Welcome to my torment, baseball fans. I usually don’t have much in common with you.
Many of us view the other’s preferred pastime as a soporific. While futbol fans are regarded as hailing from Dullsville, baseball “aficionados” come from that quaint hamlet SnoozeTown, USA. Perhaps the one constant commonality is our mutual disregard for what we consider a sport. Until now.
It seems both us have recently had our heads stamped with the word SUCKER in bold black letters.
Given that the world is still at the mercy of the COVID-19 pandemic, professional leagues are resuming their revenue generators — sorry, games — in empty stadiums.
Gone for now are the crowds of fanatics singing and dancing in support of their favorite clubs.
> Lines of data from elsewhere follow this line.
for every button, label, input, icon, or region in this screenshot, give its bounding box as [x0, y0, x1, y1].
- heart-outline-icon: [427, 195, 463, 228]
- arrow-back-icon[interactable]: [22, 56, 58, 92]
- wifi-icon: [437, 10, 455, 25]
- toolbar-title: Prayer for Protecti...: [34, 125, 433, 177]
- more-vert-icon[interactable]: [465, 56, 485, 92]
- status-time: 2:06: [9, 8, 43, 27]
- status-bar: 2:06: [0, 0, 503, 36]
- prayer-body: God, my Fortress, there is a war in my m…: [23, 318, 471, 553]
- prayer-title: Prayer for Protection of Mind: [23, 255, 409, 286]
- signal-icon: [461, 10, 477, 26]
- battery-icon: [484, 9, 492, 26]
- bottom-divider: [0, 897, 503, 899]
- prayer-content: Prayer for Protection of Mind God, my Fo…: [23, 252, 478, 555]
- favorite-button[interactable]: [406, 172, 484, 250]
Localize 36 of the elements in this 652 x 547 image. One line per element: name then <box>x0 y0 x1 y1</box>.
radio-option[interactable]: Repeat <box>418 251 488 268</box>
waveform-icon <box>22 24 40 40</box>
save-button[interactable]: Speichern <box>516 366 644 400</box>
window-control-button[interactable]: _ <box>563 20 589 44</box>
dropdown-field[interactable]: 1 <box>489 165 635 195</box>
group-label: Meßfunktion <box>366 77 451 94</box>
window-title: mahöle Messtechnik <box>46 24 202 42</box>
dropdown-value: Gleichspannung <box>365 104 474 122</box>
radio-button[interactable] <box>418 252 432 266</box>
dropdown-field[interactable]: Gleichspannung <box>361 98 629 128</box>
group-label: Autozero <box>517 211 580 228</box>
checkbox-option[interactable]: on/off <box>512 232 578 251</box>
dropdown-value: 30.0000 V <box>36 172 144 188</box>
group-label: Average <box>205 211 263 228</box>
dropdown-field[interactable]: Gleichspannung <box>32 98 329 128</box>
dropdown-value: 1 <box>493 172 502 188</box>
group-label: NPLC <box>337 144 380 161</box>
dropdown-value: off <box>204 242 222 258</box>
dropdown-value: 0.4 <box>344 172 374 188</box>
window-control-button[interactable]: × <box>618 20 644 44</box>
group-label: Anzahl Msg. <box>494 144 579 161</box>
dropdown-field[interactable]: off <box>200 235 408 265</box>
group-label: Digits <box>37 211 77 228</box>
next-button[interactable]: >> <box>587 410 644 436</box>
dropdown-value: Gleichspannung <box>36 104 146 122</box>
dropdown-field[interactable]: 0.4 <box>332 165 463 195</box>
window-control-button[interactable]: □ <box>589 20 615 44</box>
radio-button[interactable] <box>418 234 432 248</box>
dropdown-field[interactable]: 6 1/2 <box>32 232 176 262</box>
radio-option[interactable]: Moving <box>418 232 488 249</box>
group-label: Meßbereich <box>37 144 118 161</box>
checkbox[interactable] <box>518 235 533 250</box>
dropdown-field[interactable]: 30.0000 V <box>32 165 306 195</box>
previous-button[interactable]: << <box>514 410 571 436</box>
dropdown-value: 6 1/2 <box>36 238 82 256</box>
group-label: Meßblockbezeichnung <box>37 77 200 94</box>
No more gasps from 100,000 people crammed into a stadium who watch Messi pinpoint a ball into a 90 degree corner the size of a laptop computer. The thunderous roar of 54,000 Scousers singing “You’ll Never Walk Alone” at Anfield has been muted by a need to protect against transmission of a malicious virus.
Weeks ago when futbol seasons resumed globally, network geniuses — American ones —thought it would be a fantastic idea to add crowd noise to television broadcasts. Some have even digitally added people in the stands.
It looks like the practice has found its way to Major League Baseball.
Executives and supporters of the little deceit have argued that part of the charm of live sporting events is the charm of the crowd. The atmosphere. The genuine oohs and ahhs of people marveling at athletic prowess.
But evidently people aren’t even needed for those “genuine” moments. Now with the punch of a button somewhere in a studio far away a crowd can scream wildly when Fernando Tatis Jr. steps to the plate or when that blind ump misses an obvious strike.
I don’t like fake crowd noise and fake fans in stands for the same reason I don’t like inflated attendance figures — I don’t appreciate being mislead. Lied to.
Executives want us to watch the games as if everything is normal. But in the age of COVID-19 everything is not normal. No amount of lying should convince us otherwise. Never. Under any circumstances.